So some people scramble through life, as if a resume amounted to more than the paper it's printed on. Some strut, looking for a fight, find a few and declare mission accomplished. Some will pray their way through it, spending way too much time with the Friend who constantly disappoints, but hey, whose problem is that? And a lucky bunch root around until they find that person who says, usually between the lines, "You know what? I think we can do this thing."
Michael Perry's Truck: A Love Story is about a man acknowledging his limits as well as his assets, especially those that come from family and community, from brothers and buddies, from work and from putting work off. But most of all it is about how love makes us, if not whole, at least more complete than when we go crashing around the planet on our own.
The truck part of the story can be told fairly straightforwardly. Perry owns a crumbling 1951 International Harvester pickup that he has resolved to get running again. The only problem is, he doesn't have the skills to do it or the money to hire it out, and either, in his small Wisconsin community, would be an admission of unmanliness. Perry has already come to terms with his odd blend of deer hunting bachelor firefighting weepy sensitive male nurseness, and he readily shares stories of his indifferent housekeeping and failed gardening. His shop skills are spotty, and mechanical diagrams might as well be Mandarin.
But he loves that truck. Truck love is something you understand immediately or may not get at all. Women are not immune, but it seems mostly wired into male circuits. There are different degrees of passion, certainly. Not just any truck will turn the truck lover's head, and contrary to other dumb reflexes, the older the better. Affinity for a particular brand may be determined in early childhood, but that doesn't mean a man can't look.
A cover blurb has already made the comparison with Zen and the Art of Motorcycle Maintenance, which also occurred to me, because Perry does a nice job of explicating the pleasure of working on machines and the special three-dimensional intelligence it requires — and through the process, telling us a great deal about the narrator and the men who round out his world. But Zen was a groundbreaking book. Truck is just a fine one. Plus, I don't recall Robert Pirsig having much of a sense of humor. Perry will make you laugh again and again.
In the world of the certifiable stoic, the repression of emotion is the more obvious half of the battle. The rest of your time is consumed with masking even the appearance of the existence of desire. Anyone can hold back a tear or dodge a hug — it takes a real hardcore Norwegian bachelor to pretend you don't want a cookie.

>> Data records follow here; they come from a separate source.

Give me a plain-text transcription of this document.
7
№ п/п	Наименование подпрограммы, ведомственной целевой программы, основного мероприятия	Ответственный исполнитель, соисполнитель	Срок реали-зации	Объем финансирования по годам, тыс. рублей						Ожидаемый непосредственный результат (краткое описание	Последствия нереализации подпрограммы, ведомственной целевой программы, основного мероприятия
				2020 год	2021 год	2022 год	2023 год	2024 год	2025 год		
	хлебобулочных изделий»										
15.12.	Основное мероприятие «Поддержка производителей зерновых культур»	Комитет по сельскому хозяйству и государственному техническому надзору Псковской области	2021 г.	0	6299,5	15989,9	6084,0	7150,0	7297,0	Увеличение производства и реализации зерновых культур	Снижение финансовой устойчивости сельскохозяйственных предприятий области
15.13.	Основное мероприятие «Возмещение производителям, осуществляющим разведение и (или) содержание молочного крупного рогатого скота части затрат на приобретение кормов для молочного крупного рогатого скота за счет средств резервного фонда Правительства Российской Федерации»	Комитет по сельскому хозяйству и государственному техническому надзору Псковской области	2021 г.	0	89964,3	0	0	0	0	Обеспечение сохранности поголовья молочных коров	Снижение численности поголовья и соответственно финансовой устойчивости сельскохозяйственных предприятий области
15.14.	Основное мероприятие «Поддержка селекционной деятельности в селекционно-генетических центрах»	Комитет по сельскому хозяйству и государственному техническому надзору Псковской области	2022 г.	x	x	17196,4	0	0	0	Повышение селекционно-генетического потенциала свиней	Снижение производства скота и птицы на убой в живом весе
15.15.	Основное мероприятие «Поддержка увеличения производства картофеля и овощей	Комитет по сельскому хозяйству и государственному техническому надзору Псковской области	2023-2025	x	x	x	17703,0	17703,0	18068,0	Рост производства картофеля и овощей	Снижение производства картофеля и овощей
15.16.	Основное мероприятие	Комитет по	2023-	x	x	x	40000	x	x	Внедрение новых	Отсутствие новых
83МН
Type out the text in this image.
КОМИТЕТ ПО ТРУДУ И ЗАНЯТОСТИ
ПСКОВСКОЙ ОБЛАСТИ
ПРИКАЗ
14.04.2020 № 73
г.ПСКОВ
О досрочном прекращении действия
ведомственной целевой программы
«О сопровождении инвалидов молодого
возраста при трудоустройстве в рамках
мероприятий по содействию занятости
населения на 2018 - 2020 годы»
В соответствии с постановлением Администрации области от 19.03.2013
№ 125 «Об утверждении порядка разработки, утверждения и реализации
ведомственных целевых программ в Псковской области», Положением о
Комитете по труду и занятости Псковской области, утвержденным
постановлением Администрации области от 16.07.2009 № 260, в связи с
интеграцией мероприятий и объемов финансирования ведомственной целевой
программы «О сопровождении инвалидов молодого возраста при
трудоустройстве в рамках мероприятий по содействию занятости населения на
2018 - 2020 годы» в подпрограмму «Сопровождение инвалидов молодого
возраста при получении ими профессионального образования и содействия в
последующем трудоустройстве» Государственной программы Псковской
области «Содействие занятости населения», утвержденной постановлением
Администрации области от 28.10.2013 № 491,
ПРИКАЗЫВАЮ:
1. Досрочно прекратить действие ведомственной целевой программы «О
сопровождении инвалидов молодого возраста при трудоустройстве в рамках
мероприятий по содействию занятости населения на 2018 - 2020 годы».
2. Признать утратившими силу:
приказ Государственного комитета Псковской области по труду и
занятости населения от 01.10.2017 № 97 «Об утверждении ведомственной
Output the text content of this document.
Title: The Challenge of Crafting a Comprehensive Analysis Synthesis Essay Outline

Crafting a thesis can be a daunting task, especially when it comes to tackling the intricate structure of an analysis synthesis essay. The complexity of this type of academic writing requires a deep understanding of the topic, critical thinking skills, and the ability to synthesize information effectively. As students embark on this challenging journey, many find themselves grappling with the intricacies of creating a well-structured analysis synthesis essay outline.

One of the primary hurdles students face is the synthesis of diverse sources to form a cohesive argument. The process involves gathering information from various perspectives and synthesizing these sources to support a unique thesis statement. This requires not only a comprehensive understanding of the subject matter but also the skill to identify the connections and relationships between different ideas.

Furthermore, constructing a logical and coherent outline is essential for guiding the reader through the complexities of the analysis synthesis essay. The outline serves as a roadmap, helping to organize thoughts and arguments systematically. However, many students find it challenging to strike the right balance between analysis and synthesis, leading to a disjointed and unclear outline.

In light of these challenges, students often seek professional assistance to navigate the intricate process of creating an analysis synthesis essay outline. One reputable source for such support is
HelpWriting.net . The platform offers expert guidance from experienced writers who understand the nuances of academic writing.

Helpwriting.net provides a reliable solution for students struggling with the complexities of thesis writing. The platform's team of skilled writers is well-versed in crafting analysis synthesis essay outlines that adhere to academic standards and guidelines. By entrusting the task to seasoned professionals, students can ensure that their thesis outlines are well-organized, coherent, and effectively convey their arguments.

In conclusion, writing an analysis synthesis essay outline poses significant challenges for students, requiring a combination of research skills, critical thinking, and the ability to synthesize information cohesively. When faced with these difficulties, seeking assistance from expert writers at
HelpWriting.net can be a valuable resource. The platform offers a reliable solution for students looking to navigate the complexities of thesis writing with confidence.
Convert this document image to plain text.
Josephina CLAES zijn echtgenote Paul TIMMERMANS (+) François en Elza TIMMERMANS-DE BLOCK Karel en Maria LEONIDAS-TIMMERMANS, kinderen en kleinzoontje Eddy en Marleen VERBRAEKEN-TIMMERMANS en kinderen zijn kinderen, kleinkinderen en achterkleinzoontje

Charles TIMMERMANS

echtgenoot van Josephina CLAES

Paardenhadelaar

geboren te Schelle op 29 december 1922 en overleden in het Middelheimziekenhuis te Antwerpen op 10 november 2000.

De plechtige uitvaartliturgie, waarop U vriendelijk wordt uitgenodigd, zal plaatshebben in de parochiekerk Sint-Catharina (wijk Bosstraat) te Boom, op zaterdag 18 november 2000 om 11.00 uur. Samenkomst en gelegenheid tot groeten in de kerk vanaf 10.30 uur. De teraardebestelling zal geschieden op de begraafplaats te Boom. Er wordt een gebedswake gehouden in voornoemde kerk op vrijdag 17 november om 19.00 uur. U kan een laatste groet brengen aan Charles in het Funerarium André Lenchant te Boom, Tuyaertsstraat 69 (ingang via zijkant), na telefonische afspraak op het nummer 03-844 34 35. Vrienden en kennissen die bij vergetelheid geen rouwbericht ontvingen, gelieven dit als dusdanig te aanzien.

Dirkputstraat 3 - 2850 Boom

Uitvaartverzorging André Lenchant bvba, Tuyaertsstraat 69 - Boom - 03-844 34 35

As good as the book might be at explaining to women why their men disappear into the garage or linger at the used truck lot, the truck tale merely provides a spine for other love stories.
Perry, an unmarried 38, is breaking down like the truck in his yard. He has been taken for plenty of test drives and a lease arrangement or two, but no buyers have stepped up, and now he is in danger of rusting into the weeds. It is a condition immediately recognizable to anyone who has stepped into the dwelling of a bachelor farmer or jackpine savage. Things reach a point of no return, woman-wise.
A gardening thread, which Perry uses mostly to build a case for his ineptness, slows things down at the start. I won't get much into the romance story at the center of the book because Perry reveals enough of his inner workings and external failings to make you wonder whether things will work out, and you deserve to find out for yourself. He is unfailingly generous in his presentation of family and friends, making you think living in a very small town and going to fire department bean feeds might not be a bad life at all.
Most of all, he delivers a full-bore rendition of how and why a man falls in love — not chases a woman or gets married, but falls in love slow motion like with the things a younger man could never see — and resolves to stay there, against all odds.